BioXcel is also working on BXCL502, a new anti-stress drug that is not an antipsychotic that is being studied as a feasible way to treat chronic agitation in dementia, and BXCL503, which could potentially treat Alzheimer’s disease-related symptoms unrelated to agitation, such as apathy.
Jumping the line
Just because NovareAI gets a hit doesn’t mean that BioXcel can jump immediately into late-stage clinical trials, let alone submissions for approval—preclinical validation is still required. To save resources, BioXcel isn’t devoted to devising models from scratch but instead turns to existing models that hold translational value.
“If those models do not exist, then I can’t test my concept, and that will be deprioritized,” said Postma. “So, the ability to be able to do pre-clinical validation is one of the first filters that we set in prioritizing our list of concepts.”
But it doesn’t stop there. Postma said that another anticipatory filter is whether IP can be generated—if there’s no IP, there’s no upside for the company. For example, dexmedetomidine’s formulation, Precedex, was used intravenously, but IGALMI is a sublingual film for fast-acting responses because it bypasses first-order metabolism. Thanks to dexmedetomidine’s ability to act as a sympatholytic, the predecessor platform to NovareAI was able to find it as a possible match for treating adults with schizophrenia or bipolar I or II disorder who are highly agitated.
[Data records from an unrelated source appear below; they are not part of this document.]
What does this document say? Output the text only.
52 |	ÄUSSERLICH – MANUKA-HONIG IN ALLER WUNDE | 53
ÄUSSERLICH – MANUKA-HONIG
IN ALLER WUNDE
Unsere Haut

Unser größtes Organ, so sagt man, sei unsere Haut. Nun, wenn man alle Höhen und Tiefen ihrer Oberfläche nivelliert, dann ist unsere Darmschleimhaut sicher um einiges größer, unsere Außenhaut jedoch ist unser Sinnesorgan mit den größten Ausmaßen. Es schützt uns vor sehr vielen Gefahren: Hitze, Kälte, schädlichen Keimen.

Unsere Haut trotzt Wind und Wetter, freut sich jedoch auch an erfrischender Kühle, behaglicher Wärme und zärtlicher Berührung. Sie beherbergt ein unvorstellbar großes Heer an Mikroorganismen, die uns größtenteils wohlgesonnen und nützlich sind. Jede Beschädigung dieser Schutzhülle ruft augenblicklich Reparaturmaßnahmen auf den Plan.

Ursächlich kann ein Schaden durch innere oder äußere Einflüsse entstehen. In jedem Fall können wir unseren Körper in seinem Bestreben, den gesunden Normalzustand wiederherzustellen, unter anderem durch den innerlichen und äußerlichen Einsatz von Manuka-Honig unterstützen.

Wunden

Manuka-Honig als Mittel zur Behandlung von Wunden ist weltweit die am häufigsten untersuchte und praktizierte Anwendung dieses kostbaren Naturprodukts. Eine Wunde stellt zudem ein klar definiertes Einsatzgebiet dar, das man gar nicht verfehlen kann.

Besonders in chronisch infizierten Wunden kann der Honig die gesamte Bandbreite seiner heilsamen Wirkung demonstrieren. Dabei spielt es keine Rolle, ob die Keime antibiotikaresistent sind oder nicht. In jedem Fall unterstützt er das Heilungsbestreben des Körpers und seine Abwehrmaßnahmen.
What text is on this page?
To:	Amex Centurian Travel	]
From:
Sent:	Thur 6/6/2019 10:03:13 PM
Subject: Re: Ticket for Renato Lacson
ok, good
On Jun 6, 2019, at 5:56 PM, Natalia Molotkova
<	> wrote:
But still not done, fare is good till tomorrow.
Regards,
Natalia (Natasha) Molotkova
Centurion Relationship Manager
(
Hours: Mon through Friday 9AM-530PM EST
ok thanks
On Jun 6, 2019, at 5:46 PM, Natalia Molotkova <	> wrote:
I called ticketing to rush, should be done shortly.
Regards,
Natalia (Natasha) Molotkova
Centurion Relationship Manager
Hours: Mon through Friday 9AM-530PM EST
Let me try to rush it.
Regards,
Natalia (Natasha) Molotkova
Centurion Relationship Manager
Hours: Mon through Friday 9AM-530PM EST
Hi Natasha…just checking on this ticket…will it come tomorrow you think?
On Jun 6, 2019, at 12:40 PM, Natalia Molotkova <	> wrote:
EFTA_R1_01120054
Other filters for selecting drug candidates for reformulation include the existence of clinically validated endpoints, bona fide regulatory pathways, competition, and market size.
According to Postma, NovareAI has evolved into something that holistically addresses drug re-innovation as a process from concept to market. It also illustrates that sometimes bigger is not better regarding company size.
“You have large companies out there that have a core unit of data engineers, a core unit of data scientists, and a core unit of AI engineers, and they need to interact, and at one point, it gets siloed—it gets too big, and nothing really happens,” said Postma. “What we do is very actionable and concrete. We have a small team, but we are nimble and can address all these facets of the drug renovation process. It is a constant process of educating each other about how you could maximize the output of the original AI.”
Striking the sweet spot with the balance of biological and artificial intelligence is at the core of BioXcel’s mission to develop medicines in neuroscience. Whether this approach can really be used to develop transformative, blockbuster drugs from the re-innovation of past failures remains to be seen.
Medicines sitting on shelves aren’t just going to grow legs, walk into a clinic, and start to save lives. It will take approaches like BioXcel’s to sort through the massive haystack of potential pharmaceutical needles that can thread gaps in medicine for untreated indications, and BioXcel’s approach could help to pull out a handful of them that relate to the nervous system.